Whenever you'd made contact with any of the roaming creatures or a recently hatched dinosaur baby, you'd become contaminated, and your life-counter would slowly begin to drain. To heal and thus reset the counter back to 100%, you had to return to the time-warping device and do so in a hurry. It was a stressful process and one that would become exacerbated if you accidentally made contact with another creature while you were making your return; if that happened, the timer would begin to drain more quickly.
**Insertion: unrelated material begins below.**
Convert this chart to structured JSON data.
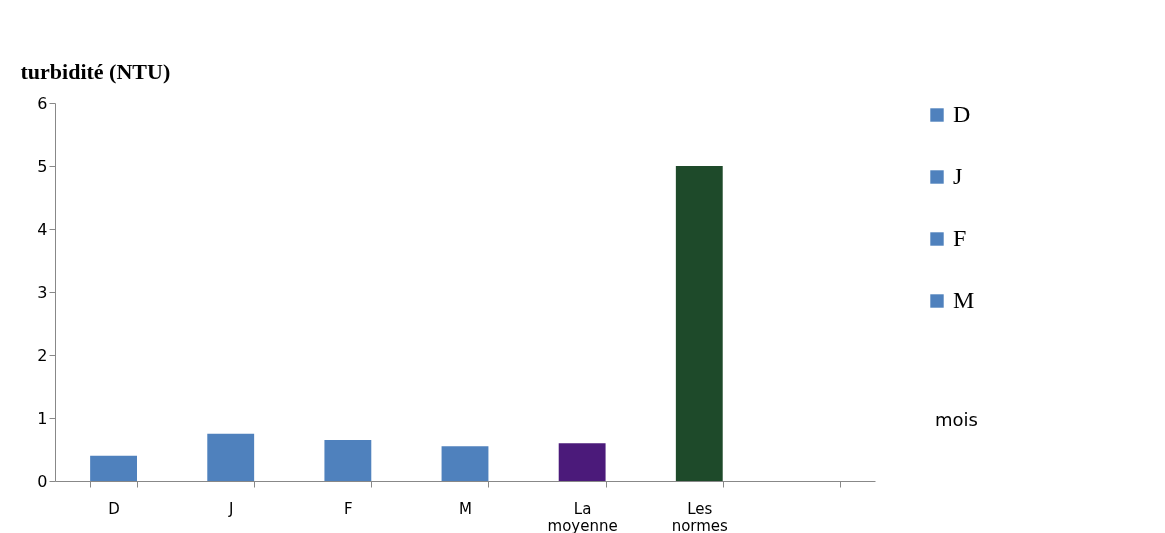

What was worse was what would happen if you failed to make it back in time: You'd be forced to witness one of the most unsettling, most traumatic deaths ever depicted in a video game. After the timer hit zero, Tim would devolve into a spider and do so in a nightmarishly graphic animation sequence that made sure to show each stage of the gruesome process! (You can see this animation in the top-left screenshot.)

"What a horrible fate!" I'd think to myself whenever I'd reflect on this scene. I'd replay the scene in my mind over and over again not because I wanted to torture myself but because I wanted to explore the thoughts and feelings that its imagery was evoking and figure out what, exactly, was causing me to feel so disturbed. "What kind of pain would such a transformation inflict upon you?" I'd wonder. "And what thoughts would begin running through your mind once you became cognizant of the fact that the process was irreversible and you were now stuck in the distant past as a helpless spider?"

It was basically a form of death and one that was more horrifying than any other I could ever imagine!

That was the symbolization of my relationship with Dino Eggs: I was drawn to it not because I loved how it played (it was a fine game, sure, but I could only extract a limited amount of enjoyment from it because it got way too difficult way too quickly) but because I was enamored with its evocative imagery, music and atmosphere and the ways in which they inspired me to wonder.

Dino Eggs still resonates with me in the same way. I still think about its world and its coldly-desolate-but-wondrously-serene environments and explore the thoughts and feelings they evoke. I still wonder about what it would be like occupy those spaces. Dino Eggs hasn't lost any of its power. Its imagery, for however crude it looks by 2014 standards, still has the same effect on me, which is to say that it still capably renders an amazing world of wonder.


I've read recently that Dino Eggs' creator, David Schroeder, is working on a sequel called Dino Eggs Rebirth and that it's slated to be released for the PC sometime in the near future. I intend to give it a look if only to find the answer to one question: Does the Dino Eggs world created with technologically advanced tools match up to the one that I've vividly constructed in my head?

I'll share that discovery some other time and within some other page of history.